I have seen the balance EAV to attribute modeled approach. Well - it is still EAV. "EAV's are like drugs" is pretty much true. So what about thinking it through once more - and let's be aggressive really:
I still liked the supertype apporach, where a lot of tables use the same primary key from a key generator. Let's reuse this one. So what about creating a new table for each set of attributes - all having the primary from the same key generator? Eg. you would have a table with the fields "color,pipe", another table "fittingsize,pipe", and so on. The requirement "volatility of attributes" screams for a carefully(automatically) maintained data dictionary anyway.

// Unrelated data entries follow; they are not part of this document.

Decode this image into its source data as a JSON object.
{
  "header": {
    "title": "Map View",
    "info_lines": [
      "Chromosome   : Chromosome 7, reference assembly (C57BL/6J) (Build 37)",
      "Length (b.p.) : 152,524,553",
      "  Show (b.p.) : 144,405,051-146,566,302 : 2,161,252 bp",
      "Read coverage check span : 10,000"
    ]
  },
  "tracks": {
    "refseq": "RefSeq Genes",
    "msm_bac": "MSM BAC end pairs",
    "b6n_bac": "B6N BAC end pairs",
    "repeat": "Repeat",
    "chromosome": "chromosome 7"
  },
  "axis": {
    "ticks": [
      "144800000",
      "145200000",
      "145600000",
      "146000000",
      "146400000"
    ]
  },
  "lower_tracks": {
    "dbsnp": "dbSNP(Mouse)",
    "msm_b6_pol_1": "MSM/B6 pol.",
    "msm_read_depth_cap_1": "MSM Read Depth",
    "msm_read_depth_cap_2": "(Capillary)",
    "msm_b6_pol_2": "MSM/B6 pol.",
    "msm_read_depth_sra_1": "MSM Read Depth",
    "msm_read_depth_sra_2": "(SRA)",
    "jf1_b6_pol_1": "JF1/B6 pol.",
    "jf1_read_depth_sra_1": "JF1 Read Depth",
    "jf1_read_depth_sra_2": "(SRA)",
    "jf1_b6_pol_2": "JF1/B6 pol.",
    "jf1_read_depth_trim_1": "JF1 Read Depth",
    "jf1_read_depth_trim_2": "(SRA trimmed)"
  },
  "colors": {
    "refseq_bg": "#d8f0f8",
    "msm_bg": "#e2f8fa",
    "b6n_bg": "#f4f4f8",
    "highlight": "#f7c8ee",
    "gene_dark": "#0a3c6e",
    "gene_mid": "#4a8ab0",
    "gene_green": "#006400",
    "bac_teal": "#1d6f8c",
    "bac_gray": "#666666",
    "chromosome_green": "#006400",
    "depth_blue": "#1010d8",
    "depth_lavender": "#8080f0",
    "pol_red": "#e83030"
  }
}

This approach is fully normalized and can be fully automated. You can support checks if specific attribute sets materialized already as table by hashing attribute name clusters, eg. crc32(lower('color~fittingsize~pipe')) where the atribute names need to be sorted alphabetically. Of course this requires to have the hash in the data dictionary. Based on the data dictionary each object can be searched (using 'UNION'), especially if the data dictionary itself is a table. Having the data dictionary as table also allows you to use its primary (surrogate) key as basis for unique tablenames, to end up with tables like 'attributes1','attributes2',... Most databases nowadays support some billion tables - so we are sort of save on that end as well. You could even have a product catalouge with very common attributes, that reference the extended attribute tables.
An open issue are 1:n data sets. I am afraid you need to sort them out in separate tables. However this very much depends on your data presentation and querying strategy. Should they always be presented as comma seperated string attached to the product or do you want to eg. be able to query for all products of a certain Certification?
Before you flame this approach please consider this: It is meant for use cases where you have a very high volatility of attributes - in quantity and quality - only. Also it was preset, that you cannot know most of the attributes at the point in time when the solution is created. So do not discuss this in a context where you can model your attributes upfront which would enable you to balance trade offs much better.
In short, you cannot go all one route. If you use an EAV like your example you will have a myriad of problems like those outlined by the other posters not the least of which will be performance and data integrity. Let me reiterate, that using an EAV as the core of your solution will fail when you get to reporting and analysis. However, as you have also stated, you might have hundreds of attributes that change regularly.
The solution, IMO, is a hybrid. For common attributes, use columns/standard schema. For additional, arbitrary attributes, use an EAV. However, the rule with the EAV data is that you can never, ever, under any circumstances, write a query that includes a sort or filter on an attribute. I.e., you can never write Where AttributeName = 'Foo'. The EAV portion of the schema represents a bag of data that is merely there for tracking purposes. In fact, I have seen many people implement this solution by using Xml for the EAV portion. The moment someone does want to search, filter, sort or place an EAV value in a specific spot on a report, that attribute must be elevated to a top level column in the products table.
The key to this hybrid approach is discipline. It will seem simple enough to add a filter, sort or put an attribute in a specific spot somewhere on a report especially when you get pressure from management. You must resist this temptation. Once you go down the dark path... If you do not think that you can maintain that level of discipline in your development team, then I would not use an EAV. As I've mentioned before, EAV's are like drugs: in small quantities and used under the right circumstances they can be beneficial. Too much will kill you.
Rather than have a name-value table, create the usual Product table structure containing all the common attributes, and add an XML column for the attributes that vary by product.
I have used this structure before and it worked quite well.
As #Dave Markle mentions, the name-value approach can lead to a world of pain.